The researchers analyzed data from a nationally representative survey collected before (2012-13) and after (2014-15) implementation of the major ACA coverage expansions. The study included approximately 93,000 adults under age 65. Of these, about 4,000 had a history of some type of cancer.

Changes in insurance coverage rates before and after the ACA were compared for subjects with and without a cancer history. The analysis included the effects of ACA provisions intended to increase access to health insurance, including eligibility for Medicaid and premium subsidies to purchase private coverage in the newly established insurance Marketplaces.

After ACA implementation, the uninsured rate among cancer survivors decreased by 4.7 percentage points: from 12.4 to 7.7 percent. That translated into a 38 percent relative decrease in the percentage uninsured.

The largest reduction in uninsured rate, 16.7 percentage points, was seen in cancer survivors who were eligible for Medicaid expansion under the ACA (relative to the “high-income” category not eligible for Medicaid or subsidies). Uninsured rates decreased by 11.3 percentage points among cancer survivors who were eligible for premium subsidies and by 8.4 percentage points among those who were eligible for Medicaid before the ACA.

However, even under these ACA provisions, millions of Americans still didn’t have health insurance. “Despite coverage gains, approximately 528,000 cancer survivors and 19.1 million without a cancer history remained uninsured post-ACA, yet over half were eligible for Medicaid or subsidized Marketplace coverage,” Dr. Davidoff and coauthors write.

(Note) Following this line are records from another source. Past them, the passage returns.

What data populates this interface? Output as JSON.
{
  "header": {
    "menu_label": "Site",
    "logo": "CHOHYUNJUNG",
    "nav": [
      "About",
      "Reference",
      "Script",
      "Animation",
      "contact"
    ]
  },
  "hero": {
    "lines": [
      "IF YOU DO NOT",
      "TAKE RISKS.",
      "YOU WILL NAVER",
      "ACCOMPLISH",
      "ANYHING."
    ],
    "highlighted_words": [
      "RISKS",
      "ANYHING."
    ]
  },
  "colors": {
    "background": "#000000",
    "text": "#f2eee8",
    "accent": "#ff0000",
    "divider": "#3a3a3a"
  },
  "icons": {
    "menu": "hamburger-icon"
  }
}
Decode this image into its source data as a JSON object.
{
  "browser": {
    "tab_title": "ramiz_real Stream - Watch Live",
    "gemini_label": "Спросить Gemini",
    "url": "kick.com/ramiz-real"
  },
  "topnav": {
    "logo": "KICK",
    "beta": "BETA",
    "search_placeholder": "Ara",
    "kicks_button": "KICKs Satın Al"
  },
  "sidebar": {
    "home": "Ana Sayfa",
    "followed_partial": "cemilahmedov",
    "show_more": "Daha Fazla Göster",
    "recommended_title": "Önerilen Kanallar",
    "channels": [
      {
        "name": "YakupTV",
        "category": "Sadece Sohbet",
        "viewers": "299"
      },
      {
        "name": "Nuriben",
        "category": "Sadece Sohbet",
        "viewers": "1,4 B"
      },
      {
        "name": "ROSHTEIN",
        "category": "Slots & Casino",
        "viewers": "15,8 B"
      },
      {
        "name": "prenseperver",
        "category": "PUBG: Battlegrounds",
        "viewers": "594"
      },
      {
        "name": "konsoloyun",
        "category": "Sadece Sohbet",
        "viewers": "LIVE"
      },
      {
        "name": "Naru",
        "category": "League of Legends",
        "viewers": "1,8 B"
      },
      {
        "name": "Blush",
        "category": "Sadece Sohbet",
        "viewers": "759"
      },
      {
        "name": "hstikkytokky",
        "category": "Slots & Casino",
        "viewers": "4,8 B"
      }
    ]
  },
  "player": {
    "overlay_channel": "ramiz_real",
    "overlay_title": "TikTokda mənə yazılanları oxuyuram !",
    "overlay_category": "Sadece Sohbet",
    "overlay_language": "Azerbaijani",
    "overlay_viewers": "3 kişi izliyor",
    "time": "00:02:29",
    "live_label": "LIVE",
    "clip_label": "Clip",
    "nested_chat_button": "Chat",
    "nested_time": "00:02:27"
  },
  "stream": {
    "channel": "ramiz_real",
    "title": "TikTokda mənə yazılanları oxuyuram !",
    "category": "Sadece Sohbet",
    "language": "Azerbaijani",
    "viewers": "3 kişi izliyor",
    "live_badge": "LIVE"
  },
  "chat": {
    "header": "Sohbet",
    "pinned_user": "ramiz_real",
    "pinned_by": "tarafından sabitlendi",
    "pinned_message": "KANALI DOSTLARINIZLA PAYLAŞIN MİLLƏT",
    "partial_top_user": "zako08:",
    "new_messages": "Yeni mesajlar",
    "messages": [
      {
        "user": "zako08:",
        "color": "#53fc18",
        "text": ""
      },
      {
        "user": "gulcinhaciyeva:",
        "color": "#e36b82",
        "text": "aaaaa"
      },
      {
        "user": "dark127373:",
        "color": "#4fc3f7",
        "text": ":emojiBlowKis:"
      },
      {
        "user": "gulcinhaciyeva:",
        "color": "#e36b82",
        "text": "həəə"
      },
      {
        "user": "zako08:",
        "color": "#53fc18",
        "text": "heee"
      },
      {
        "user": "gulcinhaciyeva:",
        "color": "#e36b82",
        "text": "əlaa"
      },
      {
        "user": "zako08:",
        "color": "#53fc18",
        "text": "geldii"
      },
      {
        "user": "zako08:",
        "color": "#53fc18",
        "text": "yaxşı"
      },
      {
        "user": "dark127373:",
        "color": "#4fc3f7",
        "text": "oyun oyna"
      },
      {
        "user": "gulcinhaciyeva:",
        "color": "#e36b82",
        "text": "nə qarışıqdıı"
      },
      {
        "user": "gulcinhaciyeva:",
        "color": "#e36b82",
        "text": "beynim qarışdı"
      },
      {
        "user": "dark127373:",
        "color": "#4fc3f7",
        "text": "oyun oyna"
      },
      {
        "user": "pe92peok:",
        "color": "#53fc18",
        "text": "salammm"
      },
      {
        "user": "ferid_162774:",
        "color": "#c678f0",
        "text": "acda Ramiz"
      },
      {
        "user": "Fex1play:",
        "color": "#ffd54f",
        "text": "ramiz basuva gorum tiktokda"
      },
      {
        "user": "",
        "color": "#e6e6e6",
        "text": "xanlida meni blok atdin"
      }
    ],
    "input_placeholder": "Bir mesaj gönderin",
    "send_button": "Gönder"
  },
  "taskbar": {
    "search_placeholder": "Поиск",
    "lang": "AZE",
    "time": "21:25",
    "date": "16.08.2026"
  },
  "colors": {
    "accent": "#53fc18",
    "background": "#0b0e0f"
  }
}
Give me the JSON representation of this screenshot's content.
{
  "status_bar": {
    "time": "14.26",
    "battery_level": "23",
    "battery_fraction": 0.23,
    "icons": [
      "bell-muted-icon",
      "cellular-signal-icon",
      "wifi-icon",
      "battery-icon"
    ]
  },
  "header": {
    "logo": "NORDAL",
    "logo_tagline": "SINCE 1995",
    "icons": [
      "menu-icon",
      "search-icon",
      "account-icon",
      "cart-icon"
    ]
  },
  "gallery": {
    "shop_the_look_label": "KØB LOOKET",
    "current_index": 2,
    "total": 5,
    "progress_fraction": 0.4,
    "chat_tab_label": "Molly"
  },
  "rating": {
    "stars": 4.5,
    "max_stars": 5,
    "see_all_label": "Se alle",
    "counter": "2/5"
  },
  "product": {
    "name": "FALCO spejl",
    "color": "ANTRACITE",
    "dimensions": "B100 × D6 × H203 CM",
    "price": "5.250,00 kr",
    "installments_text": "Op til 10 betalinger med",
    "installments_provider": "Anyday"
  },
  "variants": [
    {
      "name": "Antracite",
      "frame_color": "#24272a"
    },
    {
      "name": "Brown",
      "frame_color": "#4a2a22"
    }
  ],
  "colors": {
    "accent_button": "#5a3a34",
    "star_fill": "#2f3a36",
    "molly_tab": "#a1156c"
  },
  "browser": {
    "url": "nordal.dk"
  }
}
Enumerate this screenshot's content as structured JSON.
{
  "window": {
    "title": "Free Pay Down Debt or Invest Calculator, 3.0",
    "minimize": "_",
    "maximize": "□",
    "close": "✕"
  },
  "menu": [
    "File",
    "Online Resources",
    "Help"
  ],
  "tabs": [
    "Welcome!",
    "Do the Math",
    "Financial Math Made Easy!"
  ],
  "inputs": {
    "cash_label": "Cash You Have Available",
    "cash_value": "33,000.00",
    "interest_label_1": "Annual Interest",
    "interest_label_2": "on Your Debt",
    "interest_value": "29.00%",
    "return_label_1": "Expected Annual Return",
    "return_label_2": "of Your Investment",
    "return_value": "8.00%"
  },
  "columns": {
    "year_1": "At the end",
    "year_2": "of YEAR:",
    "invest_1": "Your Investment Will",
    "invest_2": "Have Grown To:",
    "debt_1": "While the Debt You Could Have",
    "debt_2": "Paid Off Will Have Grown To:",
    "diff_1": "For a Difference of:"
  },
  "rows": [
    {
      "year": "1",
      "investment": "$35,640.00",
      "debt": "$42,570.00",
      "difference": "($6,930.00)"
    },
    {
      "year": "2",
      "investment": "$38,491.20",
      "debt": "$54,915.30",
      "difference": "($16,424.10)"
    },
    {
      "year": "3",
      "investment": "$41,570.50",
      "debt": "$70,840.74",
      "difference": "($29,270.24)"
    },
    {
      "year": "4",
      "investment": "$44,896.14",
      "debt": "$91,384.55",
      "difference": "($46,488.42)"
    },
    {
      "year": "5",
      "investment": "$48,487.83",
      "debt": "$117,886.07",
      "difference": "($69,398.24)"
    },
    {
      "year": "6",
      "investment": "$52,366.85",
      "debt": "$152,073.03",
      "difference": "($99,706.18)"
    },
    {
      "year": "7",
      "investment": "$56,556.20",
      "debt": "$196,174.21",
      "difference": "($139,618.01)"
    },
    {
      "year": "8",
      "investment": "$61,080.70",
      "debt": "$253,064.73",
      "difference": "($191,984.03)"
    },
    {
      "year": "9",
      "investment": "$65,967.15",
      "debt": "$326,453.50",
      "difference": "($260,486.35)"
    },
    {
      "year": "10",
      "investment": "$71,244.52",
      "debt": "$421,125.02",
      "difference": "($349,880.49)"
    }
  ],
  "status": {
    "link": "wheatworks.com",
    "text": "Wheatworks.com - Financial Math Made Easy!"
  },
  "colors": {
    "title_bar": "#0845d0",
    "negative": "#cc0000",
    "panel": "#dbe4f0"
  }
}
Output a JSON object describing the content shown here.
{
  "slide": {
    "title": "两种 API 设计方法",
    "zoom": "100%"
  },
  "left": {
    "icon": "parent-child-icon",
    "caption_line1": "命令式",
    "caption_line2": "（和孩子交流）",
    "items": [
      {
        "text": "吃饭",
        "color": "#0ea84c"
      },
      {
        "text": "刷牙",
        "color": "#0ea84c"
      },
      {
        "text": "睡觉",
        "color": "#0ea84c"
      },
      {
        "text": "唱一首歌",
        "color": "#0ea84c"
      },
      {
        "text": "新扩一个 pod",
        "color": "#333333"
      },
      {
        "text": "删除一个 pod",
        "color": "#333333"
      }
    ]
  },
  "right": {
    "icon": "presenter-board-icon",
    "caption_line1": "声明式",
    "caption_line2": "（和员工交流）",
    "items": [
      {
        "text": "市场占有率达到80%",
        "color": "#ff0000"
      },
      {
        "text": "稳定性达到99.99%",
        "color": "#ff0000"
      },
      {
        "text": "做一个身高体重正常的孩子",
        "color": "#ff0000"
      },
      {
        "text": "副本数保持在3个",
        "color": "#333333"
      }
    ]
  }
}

Historically, cancer survivors have faced potential restriction on their access to insurance–largely due to loss of employment-based insurance or because having a history of cancer made health insurance unavailable or unaffordable. Cancer survivors need ongoing medical care and follow-up, which may be compromised if they don’t have health insurance. “Ensuring access to insurance coverage for cancer survivors is of critical importance to improve cancer-related outcomes,” Dr. Davidoff and colleagues write.

The results show substantial reductions in the uninsured rate for adult cancer survivors under the ACA, especially those eligible for Medicaid coverage and premium subsidies. However, many cancer survivors are still not covered–particularly in states that did not expand Medicaid. Dr. Davidoff and coauthors conclude: “Given the potentially longer-term time frame to observe some health benefits, it is essential to monitor the ongoing effects of healthcare reform on insurance coverage and impacts on cancer stage at diagnosis, treatment, and outcomes and to continue to explore ways to improve cancer care.”